If you can’t tell yet, this blog is about respect and the small philosophy I previously mentioned and will always carry with me.

You see, whenever I brainstorm with clients, interns, and colleagues, I make it a point to make sure everyone feels equal from the start. More importantly, I start out every single brainstorm by saying there is no idea too big or too small for this room.

Sure, we may only have budget of $30,000 on this project, so that $3 million idea isn’t going to fly. But the reason there is no idea too big or small for this room is because behind every idea has an essence.

Size doesn’t matter! It’s not the idea, it’s what lies behind that idea that makes it great. Why is slapping a giant logo on the moon a great idea? Can we accomplish the same thing back here on earth? Can we make an impact with the essence of that idea?

If you are able to say yes to that question, you have yourself a good idea. If you can’t say yes, it’s back to the drawing board. The biggest point to take away here is that good agencies don’t just farm ideas, they harness essence.  Everyone new and old can be creative.
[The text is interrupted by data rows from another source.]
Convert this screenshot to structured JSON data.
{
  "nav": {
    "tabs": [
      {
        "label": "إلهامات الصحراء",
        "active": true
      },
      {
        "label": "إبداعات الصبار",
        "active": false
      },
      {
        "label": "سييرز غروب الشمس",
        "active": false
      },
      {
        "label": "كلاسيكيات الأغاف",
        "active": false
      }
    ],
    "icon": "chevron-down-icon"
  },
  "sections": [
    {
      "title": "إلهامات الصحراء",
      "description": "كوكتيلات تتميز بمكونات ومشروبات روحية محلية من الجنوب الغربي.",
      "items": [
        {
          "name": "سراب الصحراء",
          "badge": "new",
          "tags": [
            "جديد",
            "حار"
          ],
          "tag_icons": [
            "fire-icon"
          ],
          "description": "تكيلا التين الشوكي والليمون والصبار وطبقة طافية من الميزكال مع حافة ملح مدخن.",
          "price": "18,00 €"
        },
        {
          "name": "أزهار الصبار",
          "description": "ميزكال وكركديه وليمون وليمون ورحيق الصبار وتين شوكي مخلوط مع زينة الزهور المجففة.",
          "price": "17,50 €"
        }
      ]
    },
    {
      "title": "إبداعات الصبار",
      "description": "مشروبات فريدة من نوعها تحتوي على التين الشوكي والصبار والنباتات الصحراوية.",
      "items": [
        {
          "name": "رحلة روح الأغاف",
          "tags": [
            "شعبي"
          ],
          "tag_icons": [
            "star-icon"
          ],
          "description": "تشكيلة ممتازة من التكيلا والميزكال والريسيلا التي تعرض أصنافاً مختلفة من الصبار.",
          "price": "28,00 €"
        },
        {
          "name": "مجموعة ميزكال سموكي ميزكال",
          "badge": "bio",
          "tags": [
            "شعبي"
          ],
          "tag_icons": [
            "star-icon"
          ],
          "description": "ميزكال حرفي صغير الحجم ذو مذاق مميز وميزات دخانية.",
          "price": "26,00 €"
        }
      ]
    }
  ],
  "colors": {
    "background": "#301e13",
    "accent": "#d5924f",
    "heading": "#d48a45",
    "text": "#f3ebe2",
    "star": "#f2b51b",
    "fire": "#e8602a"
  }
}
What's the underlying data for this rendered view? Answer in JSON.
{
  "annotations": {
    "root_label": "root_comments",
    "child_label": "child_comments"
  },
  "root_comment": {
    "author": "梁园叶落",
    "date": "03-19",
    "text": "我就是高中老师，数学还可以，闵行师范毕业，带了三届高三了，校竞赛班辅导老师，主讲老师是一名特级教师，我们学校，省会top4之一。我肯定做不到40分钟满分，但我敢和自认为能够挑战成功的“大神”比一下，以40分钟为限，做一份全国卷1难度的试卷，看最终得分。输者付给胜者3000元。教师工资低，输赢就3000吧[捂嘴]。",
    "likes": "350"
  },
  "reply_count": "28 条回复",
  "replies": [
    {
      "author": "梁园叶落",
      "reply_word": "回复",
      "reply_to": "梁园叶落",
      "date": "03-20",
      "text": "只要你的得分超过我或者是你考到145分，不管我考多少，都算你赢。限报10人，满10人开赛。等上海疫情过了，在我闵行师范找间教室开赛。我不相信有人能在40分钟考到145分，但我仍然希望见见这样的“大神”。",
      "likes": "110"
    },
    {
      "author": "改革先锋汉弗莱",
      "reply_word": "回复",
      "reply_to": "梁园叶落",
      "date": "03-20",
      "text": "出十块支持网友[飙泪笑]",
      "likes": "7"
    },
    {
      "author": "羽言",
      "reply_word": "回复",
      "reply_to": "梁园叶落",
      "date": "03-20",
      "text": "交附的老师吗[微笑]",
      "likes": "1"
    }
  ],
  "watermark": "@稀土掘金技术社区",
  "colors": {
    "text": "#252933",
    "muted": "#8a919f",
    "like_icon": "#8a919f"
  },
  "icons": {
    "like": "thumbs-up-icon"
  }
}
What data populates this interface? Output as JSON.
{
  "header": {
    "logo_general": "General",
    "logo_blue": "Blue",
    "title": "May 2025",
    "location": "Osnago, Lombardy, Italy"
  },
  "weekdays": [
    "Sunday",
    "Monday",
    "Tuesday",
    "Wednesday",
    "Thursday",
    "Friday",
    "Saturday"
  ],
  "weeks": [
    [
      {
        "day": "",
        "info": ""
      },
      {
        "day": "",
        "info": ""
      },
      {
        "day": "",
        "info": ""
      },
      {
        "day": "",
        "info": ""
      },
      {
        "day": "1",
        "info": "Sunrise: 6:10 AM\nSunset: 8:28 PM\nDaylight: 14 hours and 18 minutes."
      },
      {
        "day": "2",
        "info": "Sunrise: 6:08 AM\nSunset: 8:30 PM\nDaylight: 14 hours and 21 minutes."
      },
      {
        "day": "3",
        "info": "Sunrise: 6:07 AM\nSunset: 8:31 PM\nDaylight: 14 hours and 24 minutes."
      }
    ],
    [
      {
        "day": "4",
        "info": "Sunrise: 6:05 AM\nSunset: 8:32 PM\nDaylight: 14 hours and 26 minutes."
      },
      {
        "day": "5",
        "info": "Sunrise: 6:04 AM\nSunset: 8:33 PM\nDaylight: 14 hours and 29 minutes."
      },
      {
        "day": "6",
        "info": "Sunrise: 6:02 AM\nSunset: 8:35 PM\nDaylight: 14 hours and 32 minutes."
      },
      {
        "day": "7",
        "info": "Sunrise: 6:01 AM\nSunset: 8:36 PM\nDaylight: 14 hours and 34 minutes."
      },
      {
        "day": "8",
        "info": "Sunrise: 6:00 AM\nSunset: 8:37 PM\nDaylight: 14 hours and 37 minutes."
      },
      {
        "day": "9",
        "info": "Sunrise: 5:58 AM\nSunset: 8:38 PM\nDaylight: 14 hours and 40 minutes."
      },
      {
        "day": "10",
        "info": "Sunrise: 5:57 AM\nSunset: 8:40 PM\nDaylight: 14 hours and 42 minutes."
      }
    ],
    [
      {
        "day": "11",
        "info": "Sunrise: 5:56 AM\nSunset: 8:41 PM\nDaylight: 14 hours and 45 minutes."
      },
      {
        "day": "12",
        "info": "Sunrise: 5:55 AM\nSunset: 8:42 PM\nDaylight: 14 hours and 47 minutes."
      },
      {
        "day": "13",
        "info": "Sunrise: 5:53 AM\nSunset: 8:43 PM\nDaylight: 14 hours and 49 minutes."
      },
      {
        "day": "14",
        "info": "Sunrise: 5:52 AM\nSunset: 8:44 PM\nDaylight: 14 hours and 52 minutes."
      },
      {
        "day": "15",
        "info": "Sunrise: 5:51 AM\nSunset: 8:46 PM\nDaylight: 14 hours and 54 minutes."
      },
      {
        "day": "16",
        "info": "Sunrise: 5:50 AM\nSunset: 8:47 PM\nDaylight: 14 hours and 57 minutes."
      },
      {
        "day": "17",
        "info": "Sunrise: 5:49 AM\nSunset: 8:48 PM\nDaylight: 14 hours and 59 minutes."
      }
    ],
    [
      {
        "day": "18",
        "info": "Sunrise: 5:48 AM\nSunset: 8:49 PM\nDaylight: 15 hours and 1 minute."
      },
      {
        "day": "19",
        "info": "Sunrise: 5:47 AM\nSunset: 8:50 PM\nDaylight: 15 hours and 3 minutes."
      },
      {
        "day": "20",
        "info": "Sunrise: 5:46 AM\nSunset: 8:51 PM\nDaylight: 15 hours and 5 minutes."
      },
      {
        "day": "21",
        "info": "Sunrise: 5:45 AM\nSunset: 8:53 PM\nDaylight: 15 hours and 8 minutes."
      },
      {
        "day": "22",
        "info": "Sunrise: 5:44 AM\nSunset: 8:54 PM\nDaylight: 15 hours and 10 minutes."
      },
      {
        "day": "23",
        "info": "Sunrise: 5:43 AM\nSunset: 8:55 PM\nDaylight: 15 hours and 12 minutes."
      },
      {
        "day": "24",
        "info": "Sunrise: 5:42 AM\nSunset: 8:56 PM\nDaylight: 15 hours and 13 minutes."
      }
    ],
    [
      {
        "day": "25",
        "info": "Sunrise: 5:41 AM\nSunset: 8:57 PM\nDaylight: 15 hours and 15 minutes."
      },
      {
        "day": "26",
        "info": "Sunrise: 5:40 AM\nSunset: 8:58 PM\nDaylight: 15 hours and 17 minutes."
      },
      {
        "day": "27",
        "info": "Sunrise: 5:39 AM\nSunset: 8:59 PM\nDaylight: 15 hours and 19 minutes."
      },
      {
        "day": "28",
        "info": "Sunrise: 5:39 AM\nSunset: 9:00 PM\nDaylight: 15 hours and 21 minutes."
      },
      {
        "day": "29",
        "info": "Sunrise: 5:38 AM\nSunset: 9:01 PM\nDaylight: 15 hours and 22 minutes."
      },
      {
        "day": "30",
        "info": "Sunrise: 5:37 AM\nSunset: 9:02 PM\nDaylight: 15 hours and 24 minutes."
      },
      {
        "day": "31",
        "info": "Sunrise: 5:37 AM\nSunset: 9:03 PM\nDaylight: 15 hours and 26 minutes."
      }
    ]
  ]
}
The idea itself may never be great, but the essence behind it always is. Never make someone feel as if their ideas aren’t good enough. If one can’t think, one can’t create and isn’t that what we do?

Creativity only exists when it’s ok to fail. Encourage thinking good and bad, weird or boring. Respect your colleagues new and old, superior or subordinate. Everyone is essential, essential ideas have essence, and essence is everything to an agency.